BATON ROUGE, LA (WAFB) - Maxine Crump recently helped host a discussion on racial issues for Against All Odds, a blossoming program to pair mentors with young people already in the criminal justice system or at risk for landing there. Crump tells 9News she doesn't try to tell people what to think, but tries to inspire questions and thought.
Crump tries to stay firm on her message, no matter what others may say. She told the audience that night, "What I'm going to talk about might be different from what I think you've been hearing from other speakers..." Then she began to talk about trying to see things from both sides of the issue.
Maxine has, for 9 years, aligned herself with programs aimed at improving race relations. Years ago she helped the YWCA design a Dialogue on Race series of community meetings, during which, races interacted and sought solutions. She feels issues like diversity, race relations, equal rights are so important, she's made it her life's work now. Crump named her non-profit, Dialogue on Race Louisiana. It's in an office on Jefferson Highway. After two years, her company is in-demand because of recent police violence, white on black violence.
The shooting of Michael Brown in Ferguson Missouri and the choking death of Eric Garner in New York, all fueled outrage among blacks and whites…there were riots in some places, demonstrations in others, prayer meetings, t-shirts, hashtags, selfies… It is easy to see that people are ready to talk about racism.
Crump says, "They're very responsive to it right now. Far more than they used to be. Used to say there was no need for it. But they're not saying it now at all."
Maxine's civil rights activism tracks all the way back to college days. To find her, you can dig in the LSU Library archives. Drag out an old Gumbo LSU Yearbook from back in the 1960s. The one 9News found was in 1965, her sophomore year. Her young face with hair that curls at the shoulder is there among all the white faces. Maxine was the first black student to stay in a female dormitory.

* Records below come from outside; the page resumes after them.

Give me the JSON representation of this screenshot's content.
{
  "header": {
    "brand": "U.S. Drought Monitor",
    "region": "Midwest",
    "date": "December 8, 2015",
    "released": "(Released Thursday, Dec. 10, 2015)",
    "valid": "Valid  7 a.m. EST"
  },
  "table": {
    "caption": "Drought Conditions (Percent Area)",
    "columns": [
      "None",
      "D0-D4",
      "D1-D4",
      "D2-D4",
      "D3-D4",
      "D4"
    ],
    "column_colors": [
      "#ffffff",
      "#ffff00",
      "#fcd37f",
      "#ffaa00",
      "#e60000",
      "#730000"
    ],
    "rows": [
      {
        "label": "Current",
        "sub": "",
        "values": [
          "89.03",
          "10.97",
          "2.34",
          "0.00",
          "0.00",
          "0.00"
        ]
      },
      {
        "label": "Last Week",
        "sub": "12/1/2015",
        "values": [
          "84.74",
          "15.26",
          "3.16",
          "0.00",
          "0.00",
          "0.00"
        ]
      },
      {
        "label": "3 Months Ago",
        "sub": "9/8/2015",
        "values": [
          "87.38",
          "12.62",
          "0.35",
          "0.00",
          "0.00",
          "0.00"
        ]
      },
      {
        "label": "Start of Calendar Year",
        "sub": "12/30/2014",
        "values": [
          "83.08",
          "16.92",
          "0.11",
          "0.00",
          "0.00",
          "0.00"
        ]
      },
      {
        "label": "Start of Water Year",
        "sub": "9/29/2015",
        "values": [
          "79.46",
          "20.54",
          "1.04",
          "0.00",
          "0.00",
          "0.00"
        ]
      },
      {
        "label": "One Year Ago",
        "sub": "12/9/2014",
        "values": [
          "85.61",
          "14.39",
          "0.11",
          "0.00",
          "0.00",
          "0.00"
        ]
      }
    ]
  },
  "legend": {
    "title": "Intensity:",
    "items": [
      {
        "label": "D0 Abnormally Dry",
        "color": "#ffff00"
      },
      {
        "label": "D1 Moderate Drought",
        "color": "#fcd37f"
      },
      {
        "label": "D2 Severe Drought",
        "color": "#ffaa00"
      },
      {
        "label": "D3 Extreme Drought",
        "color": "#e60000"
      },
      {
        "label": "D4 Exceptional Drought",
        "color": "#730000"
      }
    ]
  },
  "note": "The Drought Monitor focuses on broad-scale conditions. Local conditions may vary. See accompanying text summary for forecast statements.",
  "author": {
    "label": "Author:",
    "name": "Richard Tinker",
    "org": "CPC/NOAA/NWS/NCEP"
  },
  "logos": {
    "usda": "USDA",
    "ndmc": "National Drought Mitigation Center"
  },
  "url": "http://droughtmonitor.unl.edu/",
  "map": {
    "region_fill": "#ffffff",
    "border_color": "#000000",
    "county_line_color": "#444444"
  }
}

She was in Louise Garig hall.
"I couldn't tell whether LSU was protecting me or protecting the other students on campus," she said."When I came and realized I was in a private room, the students, who were white of course, kept saying , 'Gosh, you got a private room, how did you do this?' Also the people who were assigned to that dorm they were students from California and New York, and places where they were used to desegregated areas."
Crump said her father had always been active in Pointe Coupee voter registration drives. He had worked in various jobs, but eventually saved enough money to buy his own bus and became a bus driver. Everyone knew her dad.
Maxine as a graduating high school senior had watched the news coverage for Freedom Summer, In 1964, college students from all over t he country had traveled to Mississippi to encourage blacks to register to vote, and set up schools for children who had no school. There had been violence. Three Freedom Summer workers turned up buried near a pond, victims of murder.
Crump said, she saw an opportunity with LSU. "I came here because it was Freedom Summer and I had watched all the things that had happened in Mississippi," she said. "I'd watched all the voter rights fight, and everything and I really wasn't old enough to be involved in it. But my father was involved in voter registration drives and things like that. And when he asked me if I wanted to go to LSU,it was like "Yes!" It was a way I could be involved, I can be a part of this!"
Crump would encounter race issues again as she first worked in Baton Rouge radio, then at WAFB Newsline 9. In fact, in 1989, she was the reporter for a case when the the St. Helena School Board had fired the first black superintendent Perry Spears. They had replaced him with a white superintendent. Working at WAFB, Maxine Crump was once again helping to blaze a trail as one of the station's first black reporters.
She said that training as a reporter insures she's concise in her Dialogues on Race discussions. She said in some ways it relates to newscasts, because you ask people to discuss, prepare points on which they agree, then present them clearly. "Things have to make sense to people," she said, "and it has to be put in a way that everyone can understand it."
Walking on LSU's campus in front of the student union, Donna Britt asked Crump what she thinks will come of racism in the hands of the next generation.
Crump places a lot of faith in the compassion and smarts of today's 20-somethings.."You may have a great friend, and you may like everybody of color, but if theyn't (sic) access, then you have to ask yourself, then what's in our system that's causing this problem. So I want them to know the problem is, how it operates and then I think, because students are very bright, especially these days, they'll know what to do."